Using Mechanical Turk (Eventually) to Follow Researchers Part 2
In a previous post, I compiled a list of authors from CHI'13 to ask mechanical turk workers to find the researcher's twitter usernames. I tested with a batch of 20 researchers and decided that it would be better to start with an algorithmic list of potential candidates (I will refer to the list as Researchers Twitter Results) that turkers vet rather than find by themselves.
In this post, I share the code I used to compile a list of search results for "<authors name> twitter" (RTR) and discuss the problems with detecting whether the twitter name belongs to a CHI author.
I built two scripts for compiling RTR. (1) A PhantomJS script that runs a server and returns google search result urls. (2) A python script that asks the server for search results and puts them in a big python dict.
I've been using PhantomJS for side projects. PhantomJS is a headless scriptable Webkit that lets one use Javascript. The script runs a server that accepts a google search url (e.g. http://www.google.com/search?q=banana) in a get param and returns a json list of resulting urls. This is pretty useful as Google's custom search API's free is pretty stingy at 100 queries per day.
The python script queries the PhantomJS server for all researcher names and compiles them into a big json dict. I didn't get banned from google, I wait an average of 3 seconds between queries. You can see full results here in this json file. Here are a couple examples:
The first result is the right twitter page:
"https://twitter.com/AlGruner",
"https://www.facebook.com/public/Peter-Alan-Gruner-Jr",
"http://www.discogs.com/artist/Alan%2BGruner",
"http://www.imdb.com/name/nm0344412/",
"http://www.intelius.com/people/Peter-Gruner/08pxz2t9kvv",
"http://en.wikipedia.org/wiki/Billy_Kidman",
"http://www.manta.com/c/mm3tplc/allen-k-gruner-attorney",
"http://www.yasni.fr/alan%2Bgruner/recherche%2Bpersonne",
"https://myspace.com/billykidman12345",
"http://www.lawyers.com/louisville/kentucky/Allen-K-Gruner-4567896-f/",
"https://twitter.com/AlGruner"
If all results were like this, it would be easy to find all of the usernames I'm looking for.

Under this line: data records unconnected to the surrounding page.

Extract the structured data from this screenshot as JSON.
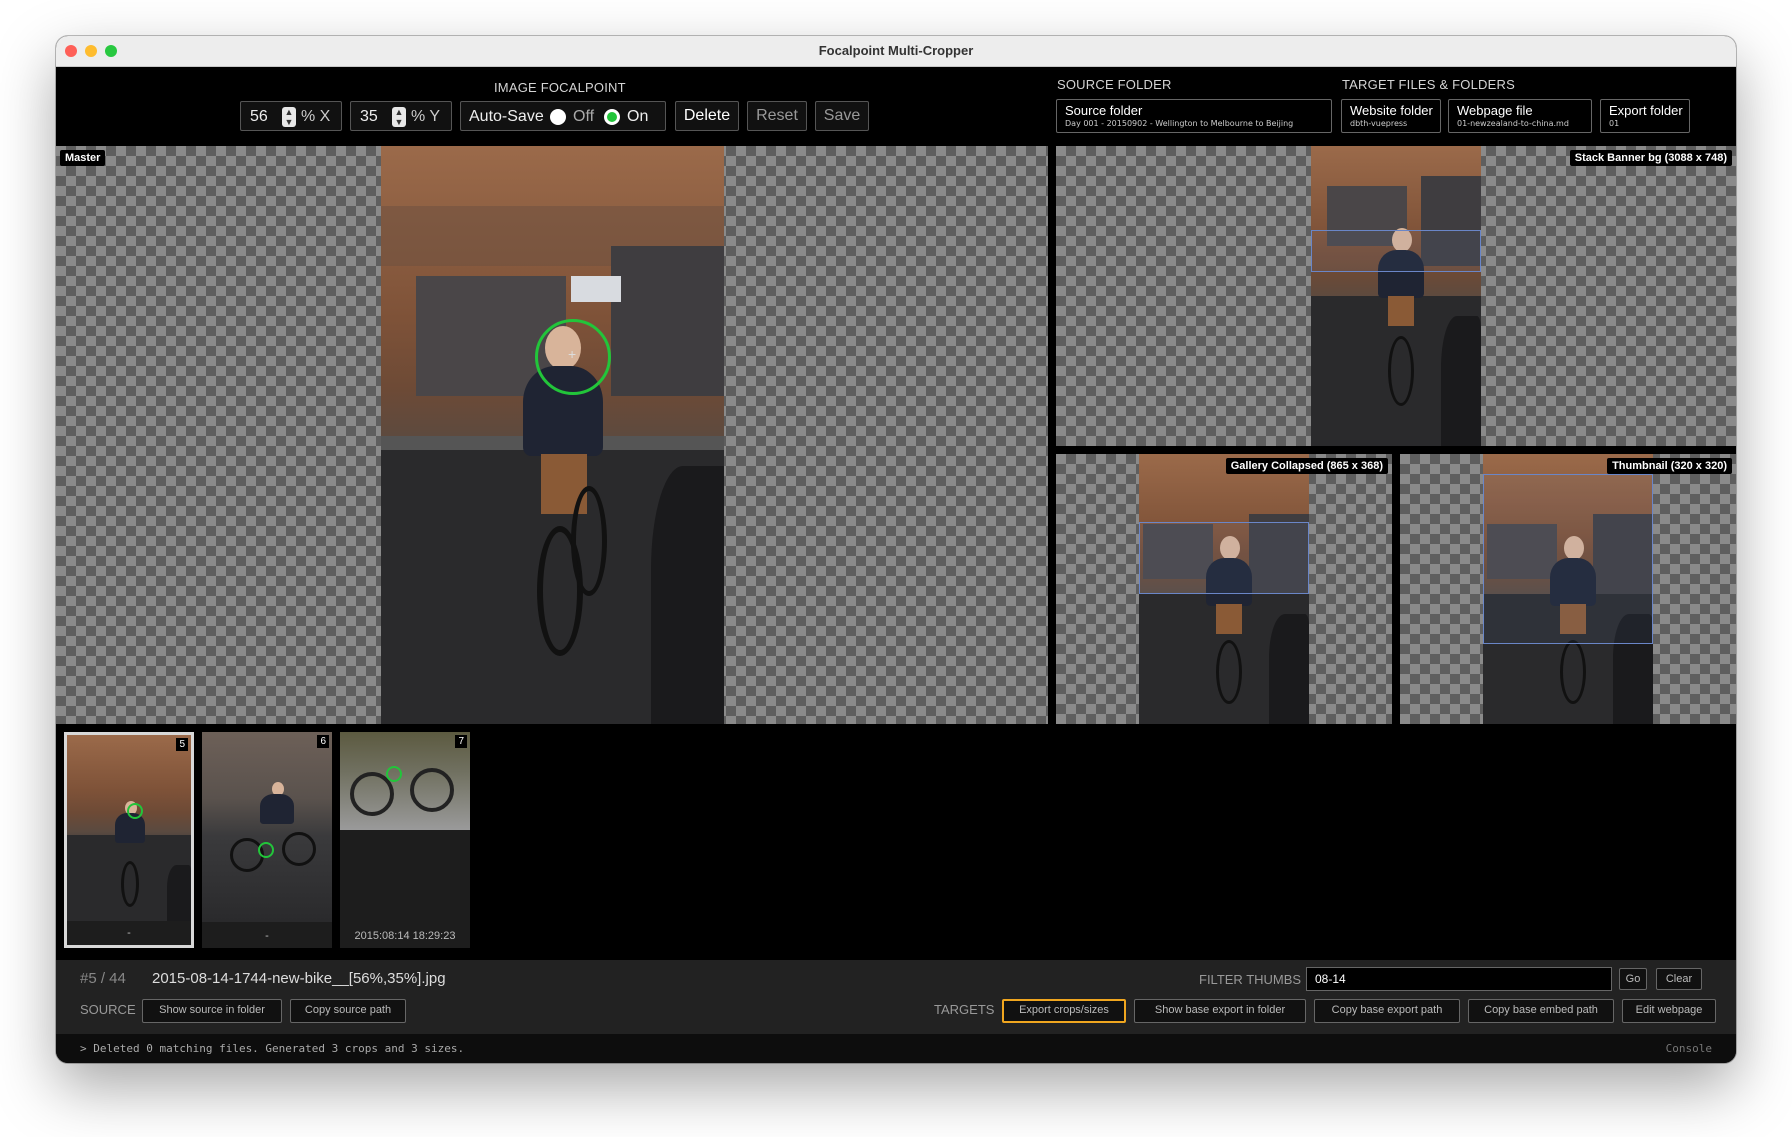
{
  "window": {
    "title": "Focalpoint Multi-Cropper"
  },
  "focalpoint": {
    "heading": "IMAGE FOCALPOINT",
    "x_value": "56",
    "x_unit": "% X",
    "y_value": "35",
    "y_unit": "% Y",
    "autosave_label": "Auto-Save",
    "off_label": "Off",
    "on_label": "On",
    "autosave_state": "On",
    "delete_label": "Delete",
    "reset_label": "Reset",
    "save_label": "Save"
  },
  "source_folder": {
    "heading": "SOURCE FOLDER",
    "title": "Source folder",
    "path": "Day 001 - 20150902 - Wellington to Melbourne to Beijing"
  },
  "targets": {
    "heading": "TARGET FILES & FOLDERS",
    "website_title": "Website folder",
    "website_path": "dbth-vuepress",
    "webpage_title": "Webpage file",
    "webpage_path": "01-newzealand-to-china.md",
    "export_title": "Export folder",
    "export_path": "01"
  },
  "panes": {
    "master": "Master",
    "banner": "Stack Banner bg (3088 x 748)",
    "gallery": "Gallery Collapsed (865 x 368)",
    "thumbnail": "Thumbnail (320 x 320)"
  },
  "thumbs": [
    {
      "number": "5",
      "caption": "-",
      "selected": true
    },
    {
      "number": "6",
      "caption": "-",
      "selected": false
    },
    {
      "number": "7",
      "caption": "2015:08:14 18:29:23",
      "selected": false
    }
  ],
  "info": {
    "index": "#5 / 44",
    "filename": "2015-08-14-1744-new-bike__[56%,35%].jpg",
    "filter_label": "FILTER THUMBS",
    "filter_value": "08-14",
    "go_label": "Go",
    "clear_label": "Clear"
  },
  "source_actions": {
    "label": "SOURCE",
    "show": "Show source in folder",
    "copy": "Copy source path"
  },
  "target_actions": {
    "label": "TARGETS",
    "export": "Export crops/sizes",
    "show_base": "Show base export in folder",
    "copy_base": "Copy base export path",
    "copy_embed": "Copy base embed path",
    "edit": "Edit webpage"
  },
  "console": {
    "message": "> Deleted 0 matching files. Generated 3 crops and 3 sizes.",
    "label": "Console"
  },
  "colors": {
    "focal_ring": "#22c53a",
    "highlight": "#f0a61f",
    "crop_outline": "#6a86c8"
  }
}
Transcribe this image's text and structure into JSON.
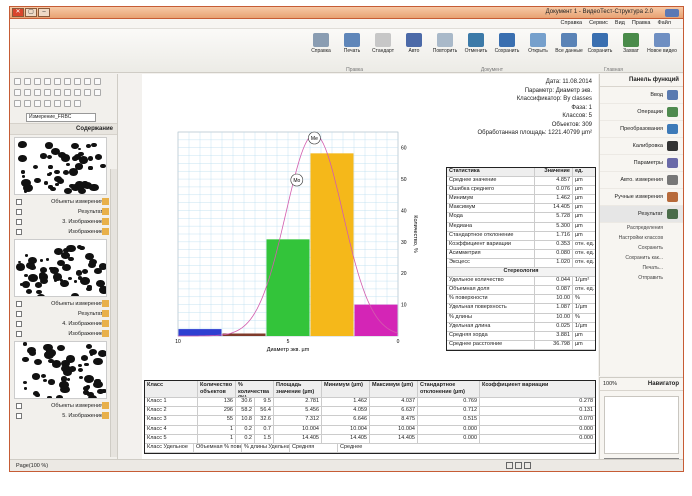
{
  "window": {
    "title": "Документ 1 - ВидеоТест-Структура 2.0",
    "buttons": [
      "✕",
      "▢",
      "–"
    ]
  },
  "menu": [
    "Файл",
    "Правка",
    "Вид",
    "Сервис",
    "Справка"
  ],
  "toolbar": {
    "buttons": [
      {
        "label": "Новое видео",
        "icon": "video-icon",
        "color": "#6f8fc2"
      },
      {
        "label": "Захват",
        "icon": "capture-icon",
        "color": "#4a8b4a"
      },
      {
        "label": "Сохранить",
        "icon": "save-icon",
        "color": "#3a6fb0"
      },
      {
        "label": "Все данные",
        "icon": "all-data-icon",
        "color": "#5a83b6"
      },
      {
        "label": "Открыть",
        "icon": "open-icon",
        "color": "#76a0cc"
      },
      {
        "label": "Сохранить",
        "icon": "save2-icon",
        "color": "#3a6fb0"
      },
      {
        "label": "Отменить",
        "icon": "undo-icon",
        "color": "#3c7aa8"
      },
      {
        "label": "Повторить",
        "icon": "redo-icon",
        "color": "#a9b9c9"
      },
      {
        "label": "Авто",
        "icon": "text-icon",
        "color": "#4c6aa8"
      },
      {
        "label": "Стандарт",
        "icon": "standard-icon",
        "color": "#c7c7c7"
      },
      {
        "label": "Печать",
        "icon": "print-icon",
        "color": "#5f86b9"
      },
      {
        "label": "Справка",
        "icon": "help-icon",
        "color": "#8a9db2"
      }
    ],
    "groups": [
      "Главная",
      "Документ",
      "Правка"
    ]
  },
  "functions_panel": {
    "title": "Панель функций",
    "items": [
      {
        "label": "Ввод",
        "icon": "input-icon",
        "color": "#5a7ab0"
      },
      {
        "label": "Операции",
        "icon": "operations-icon",
        "color": "#4f8a4f"
      },
      {
        "label": "Преобразования",
        "icon": "transform-icon",
        "color": "#3d7ab8"
      },
      {
        "label": "Калибровка",
        "icon": "calibration-icon",
        "color": "#333333"
      },
      {
        "label": "Параметры",
        "icon": "parameters-icon",
        "color": "#6a6aa8"
      },
      {
        "label": "Авто. измерения",
        "icon": "auto-measure-icon",
        "color": "#777777"
      },
      {
        "label": "Ручные измерения",
        "icon": "manual-measure-icon",
        "color": "#b76a3a"
      },
      {
        "label": "Результат",
        "icon": "result-icon",
        "color": "#4a6c4a"
      }
    ],
    "sub_items": [
      "Распределения",
      "Настройки классов",
      "Сохранить",
      "Сохранить как...",
      "Печать...",
      "Отправить"
    ]
  },
  "navigator": {
    "title": "Навигатор",
    "zoom": "100%"
  },
  "content_panel": {
    "title": "Содержание",
    "combo": "Измерение_FRBC",
    "tree": [
      {
        "label": "Объекты измерения"
      },
      {
        "label": "Результат"
      },
      {
        "label": "3. Изображение"
      },
      {
        "label": "Изображение"
      },
      {
        "label": "Объекты измерения"
      },
      {
        "label": "Результат"
      },
      {
        "label": "4. Изображение"
      },
      {
        "label": "Изображение"
      },
      {
        "label": "Объекты измерения"
      },
      {
        "label": "5. Изображение"
      }
    ]
  },
  "document": {
    "header": [
      "Дата: 11.08.2014",
      "Параметр: Диаметр экв.",
      "Классификатор: By classes",
      "Фаза: 1",
      "Классов: 5",
      "Объектов: 309",
      "Обработанная площадь: 1221.40799 µm²"
    ],
    "stats_headers": [
      "Статистика",
      "Значение",
      "ед."
    ],
    "stats": [
      [
        "Среднее значение",
        "4.857",
        "µm"
      ],
      [
        "Ошибка среднего",
        "0.076",
        "µm"
      ],
      [
        "Минимум",
        "1.462",
        "µm"
      ],
      [
        "Максимум",
        "14.405",
        "µm"
      ],
      [
        "Мода",
        "5.728",
        "µm"
      ],
      [
        "Медиана",
        "5.300",
        "µm"
      ],
      [
        "Стандартное отклонение",
        "1.716",
        "µm"
      ],
      [
        "Коэффициент вариации",
        "0.353",
        "отн. ед."
      ],
      [
        "Асимметрия",
        "0.080",
        "отн. ед."
      ],
      [
        "Эксцесс",
        "1.020",
        "отн. ед."
      ]
    ],
    "struct_title": "Стереология",
    "struct": [
      [
        "Удельное количество",
        "0.044",
        "1/µm²"
      ],
      [
        "Объемная доля",
        "0.087",
        "отн. ед."
      ],
      [
        "% поверхности",
        "10.00",
        "%"
      ],
      [
        "Удельная поверхность",
        "1.087",
        "1/µm"
      ],
      [
        "% длины",
        "10.00",
        "%"
      ],
      [
        "Удельная длина",
        "0.025",
        "1/µm"
      ],
      [
        "Средняя хорда",
        "3.881",
        "µm"
      ],
      [
        "Среднее расстояние",
        "36.798",
        "µm"
      ]
    ],
    "classes_headers": [
      "Класс",
      "Количество объектов",
      "% количества (%)",
      "Площадь значение (µm)",
      "Минимум (µm)",
      "Максимум (µm)",
      "Стандартное отклонение (µm)",
      "Коэффициент вариации"
    ],
    "classes": [
      [
        "Класс 1",
        "136",
        "30.6",
        "9.5",
        "2.781",
        "1.462",
        "4.037",
        "0.769",
        "0.278"
      ],
      [
        "Класс 2",
        "296",
        "58.2",
        "56.4",
        "5.456",
        "4.059",
        "6.637",
        "0.712",
        "0.131"
      ],
      [
        "Класс 3",
        "55",
        "10.8",
        "32.6",
        "7.312",
        "6.646",
        "8.475",
        "0.515",
        "0.070"
      ],
      [
        "Класс 4",
        "1",
        "0.2",
        "0.7",
        "10.004",
        "10.004",
        "10.004",
        "0.000",
        "0.000"
      ],
      [
        "Класс 5",
        "1",
        "0.2",
        "1.5",
        "14.405",
        "14.405",
        "14.405",
        "0.000",
        "0.000"
      ]
    ],
    "classes_footer": [
      "Класс Удельное",
      "Объемная % поверхности Удельная",
      "% длины Удельная",
      "Средняя",
      "Среднее"
    ]
  },
  "chart_data": {
    "type": "bar",
    "xlabel": "Диаметр экв. µm",
    "ylabel": "Количество, %",
    "categories": [
      "Класс 1",
      "Класс 2",
      "Класс 3",
      "Класс 4",
      "Класс 5"
    ],
    "values": [
      2.2,
      1.0,
      30.8,
      58.2,
      10.0
    ],
    "colors": [
      "#2f3fd1",
      "#7f3a2a",
      "#33c43a",
      "#f5b81a",
      "#d425b6"
    ],
    "x_ticks": [
      "0",
      "5",
      "10"
    ],
    "y_ticks": [
      "10",
      "20",
      "30",
      "40",
      "50",
      "60"
    ],
    "ylim": [
      0,
      65
    ],
    "markers": [
      "Mo",
      "Me"
    ],
    "grid": true
  },
  "status": {
    "zoom": "Page(100 %)"
  }
}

This example has 10 twitter usernames...
"https://twitter.com/TallChineesGuy",
"https://twitter.com/AlexLovesChachi",
"https://twitter.com/Alexjensen90",
"https://twitter.com/AlexGaareJansen",
"https://twitter.com/awpjansen",
"https://twitter.com/AlexJansenBirch",
"https://twitter.com/phaoust",
"https://twitter.com/TheeAlexJansen",
"https://twitter.com/LanginStrife",
"https://twitter.com/alexculinair",
"https://twitter.com/TallChineesGuy"
This example has none. It's not likely they have a twitter account.
"http://researcher.ibm.com/view.php%3Fperson%3Dus-vlh",
"http://hanson.massachusettsbox.com/c-82090.htm",
"http://womeninplanetaryscience.wordpress.com/2010/12/30/vicki-hansen-celebrating-research-and-inquiry-and-respect-for-different-ideas/",
"http://www.intelius.com/people/Vicki-Redoutey/061zkb02n8y",
"http://jslhr.highwire.org/cgi/content/abstract/32/1/2",
"http://mail.free-knowledge.org/references/authors/vicki_l__hanson.html",
"http://www.slideshare.net/mikecrabb/aiding-data-gathering-in-web-usability-studies",
"http://www.youinweb.com/profiles/02341/vicki-l-lyall_344727063.htm",
"http://www.peekyou.com/vicki_hanson",
"http://www.directority.com/MA/Hanson/Mental-Health-Services/Mental-Health/384379-Lyall-Vicki-L.htm",
"http://researcher.ibm.com/view.php%3Fperson%3Dus-vlh"
The distribution of the number of results is as follows:
0:218
1:94
2:312
3:153
4:105
5:116
6:40
7:40
8:48
9:41
10:48
11:62
12:1
So, there may be more to vet than I originally anticipated. I also thought about problems in vetting as I tried to do it myself.
Researchers may not talk about research on twitter.
If tweets are private so you can't read them to help understand if it's research.